Жил Мотя в двадцатипятиэтажном доме, который выглядел как огромная незавершённая стройка, у него даже фасад не был покрашен. Дом должен был быть светло-жёлтого цвета, но краску кто-то украл, а по документам дом приняли так, будто он покрашен. Некоторые строительные материалы украли строители, некоторые – даже не закупили, а краску и всё, что осталось, разворовали жильцы дома, чтобы сделать ремонт в своих квартирах.
Весь двор был заставлен машинами, даже там, где должна была находиться детская площадка, стояли чьи-то авто. Иногда за место приходилось бороться. Женщина с первого этажа стояла на парковочном месте и отгоняла желающих там припарковаться. Когда её пытались задавить, она ложилась на асфальт и раскидывала ноги и руки в стороны.
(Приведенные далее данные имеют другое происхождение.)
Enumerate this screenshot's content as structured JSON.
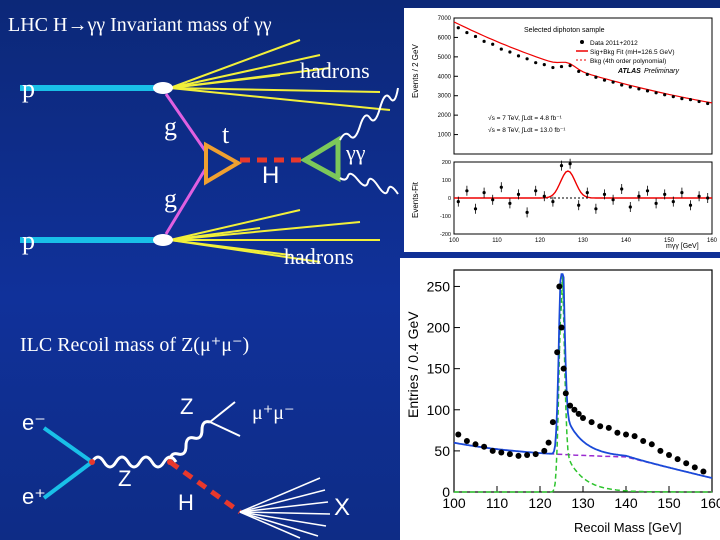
{
  "lhc": {
    "title": "LHC   H→γγ   Invariant mass of γγ",
    "p_top": "p",
    "p_bottom": "p",
    "hadrons_top": "hadrons",
    "hadrons_bottom": "hadrons",
    "g_top": "g",
    "g_bottom": "g",
    "t": "t",
    "h": "H",
    "gammagamma": "γγ"
  },
  "ilc": {
    "title": "ILC   Recoil mass of Z(μ⁺μ⁻)",
    "e_minus": "e⁻",
    "e_plus": "e⁺",
    "z_left": "Z",
    "z_upper": "Z",
    "h": "H",
    "mumu": "μ⁺μ⁻",
    "x": "X"
  },
  "atlas_plot": {
    "ylabel_top": "Events / 2 GeV",
    "ylabel_bottom": "Events-Fit",
    "legend_title": "Selected diphoton sample",
    "legend_data": "Data 2011+2012",
    "legend_fit": "Sig+Bkg Fit (mH=126.5 GeV)",
    "legend_bkg": "Bkg (4th order polynomial)",
    "atlas": "ATLAS",
    "preliminary": "Preliminary",
    "lumi_7": "√s = 7 TeV, ∫Ldt = 4.8 fb⁻¹",
    "lumi_8": "√s = 8 TeV, ∫Ldt = 13.0 fb⁻¹",
    "xlabel": "mγγ [GeV]"
  },
  "chart_data": [
    {
      "type": "scatter",
      "title": "Selected diphoton sample",
      "xlabel": "mγγ [GeV]",
      "ylabel": "Events / 2 GeV",
      "xlim": [
        100,
        160
      ],
      "ylim": [
        0,
        7000
      ],
      "x_ticks": [
        "100",
        "110",
        "120",
        "130",
        "140",
        "150",
        "160"
      ],
      "y_ticks": [
        "1000",
        "2000",
        "3000",
        "4000",
        "5000",
        "6000",
        "7000"
      ],
      "x": [
        101,
        103,
        105,
        107,
        109,
        111,
        113,
        115,
        117,
        119,
        121,
        123,
        125,
        127,
        129,
        131,
        133,
        135,
        137,
        139,
        141,
        143,
        145,
        147,
        149,
        151,
        153,
        155,
        157,
        159
      ],
      "values": [
        6500,
        6250,
        6050,
        5800,
        5650,
        5400,
        5250,
        5050,
        4900,
        4700,
        4600,
        4450,
        4500,
        4550,
        4250,
        4100,
        3950,
        3800,
        3700,
        3550,
        3450,
        3350,
        3250,
        3150,
        3050,
        2950,
        2850,
        2800,
        2700,
        2600
      ]
    },
    {
      "type": "scatter",
      "title": "",
      "xlabel": "",
      "ylabel": "Events-Fit",
      "xlim": [
        100,
        160
      ],
      "ylim": [
        -200,
        200
      ],
      "y_ticks": [
        "-200",
        "-100",
        "0",
        "100",
        "200"
      ],
      "x": [
        101,
        103,
        105,
        107,
        109,
        111,
        113,
        115,
        117,
        119,
        121,
        123,
        125,
        127,
        129,
        131,
        133,
        135,
        137,
        139,
        141,
        143,
        145,
        147,
        149,
        151,
        153,
        155,
        157,
        159
      ],
      "values": [
        -20,
        40,
        -60,
        30,
        -10,
        60,
        -30,
        20,
        -80,
        40,
        10,
        -20,
        180,
        190,
        -40,
        30,
        -60,
        20,
        -10,
        50,
        -50,
        10,
        40,
        -30,
        20,
        -20,
        30,
        -40,
        10,
        0
      ],
      "fit_peak": {
        "center": 126.5,
        "height": 150
      }
    },
    {
      "type": "scatter",
      "title": "",
      "xlabel": "Recoil Mass [GeV]",
      "ylabel": "Entries / 0.4 GeV",
      "xlim": [
        100,
        160
      ],
      "ylim": [
        0,
        270
      ],
      "x_ticks": [
        "100",
        "110",
        "120",
        "130",
        "140",
        "150",
        "160"
      ],
      "y_ticks": [
        "0",
        "50",
        "100",
        "150",
        "200",
        "250"
      ],
      "x": [
        101,
        103,
        105,
        107,
        109,
        111,
        113,
        115,
        117,
        119,
        121,
        122,
        123,
        124,
        124.5,
        125,
        125.5,
        126,
        127,
        128,
        129,
        130,
        132,
        134,
        136,
        138,
        140,
        142,
        144,
        146,
        148,
        150,
        152,
        154,
        156,
        158
      ],
      "values": [
        70,
        62,
        58,
        55,
        50,
        48,
        46,
        44,
        45,
        46,
        50,
        60,
        85,
        170,
        250,
        200,
        150,
        120,
        105,
        100,
        95,
        90,
        85,
        80,
        78,
        72,
        70,
        68,
        62,
        58,
        50,
        45,
        40,
        35,
        30,
        25
      ],
      "fit_peak": {
        "center": 125,
        "height": 230
      },
      "background_level": 40
    }
  ]
}
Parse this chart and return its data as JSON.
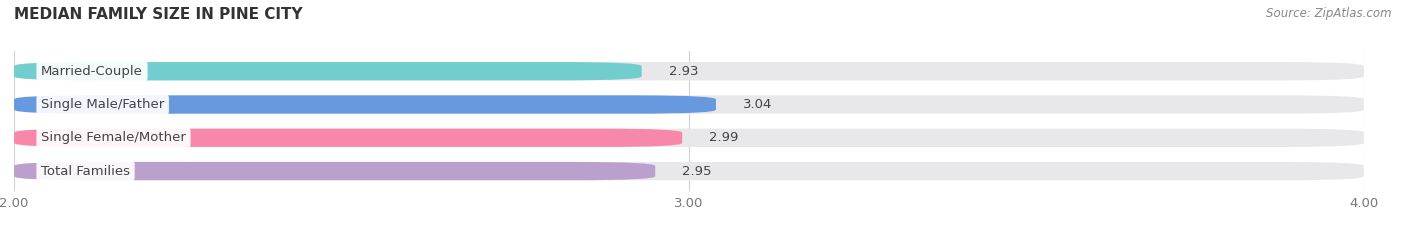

Жильцы, которым места не доставалось, оставляли машины на дороге. Иногда они обнаруживали свои машины без колёс, но случалось и такое, что и вовсе не обнаруживали машин.
В подъезде дома был длинный коридор с множеством дверей, ведущих в тесные комнаты, где жили люди. Войдя в коридор, Мотя остановился. Возле одной двери стояли несколько десятков вооружённых бойцов ГНИЛ (гвардия наказания и ликвидации). Это элитное подразделение, борющееся с терроризмом и экстремизмом. Операция против террористов и экстремистов только началась. Сотрудники ГНИЛ приготовились. Сняли автоматы с предохранителей и спрятались за бронированные щиты. Один из бойцов со всей силы застучал ногой в дверь.
– Благоевский! Откройте дверь и выходите с поднятыми руками!
Дверь открылась. Двое бойцов силой вытянули оттуда хрупкую женщину, скрутили ей руки и прижали к стене. В квартиру бросили шумовую гранату, после громкого хлопка внутрь вломились несколько бойцов. Из квартиры сперва послышались истошные крики, а затем громкий детский плач.
– Это какая-то ошибка, – в слезах говорила мать, – мой муж умер несколько лет назад.
– Мы не за вашим мужем пришли. Ваш сын подозревается в распространении террористических, экстремистских материалов, дискредитирующих и оскорбляющих правительственные структуры.
– Это вы про картинку? – спросила сестра. – Про картинку, где изображён боец ГНИЛ с золотым унитазом на голове? Так это я ему показала, а он, наверное, другу своему отправил.
– Так. Значит, у нас тут соучастник объявился.
– Соучастник чего?
– Соучастник преступления. Вы разве не знаете, что законом запрещено дискредитировать работников правительственных структур? Вы отправили ему дискредитирующий материал, следовательно, являетесь соучастником. Наша работа – защищать людей от преступников. Уводите их.
Мотя слышал, как из квартиры выводили плачущего девятилетнего мальчишку и его старшую сестру. Мать в истерике ревела и одновременно пыталась успокоить арестованного сына.
– Вы защитники золотых унитазов! – не сдержав гнева, заорала сестра. – Защищаете своих хозяев. Бандитов и вор…
Один из бойцов ударил ей по ноге дубинкой. Девчонка завопила от боли. Мотя спрятался за стенкой, чтобы его не арестовали как соучастника. Он закрыл уши руками: слушать рёв было мучительно. Сотрудники ГНИЛ уходили, а женщина осталась лежать на полу и плакать.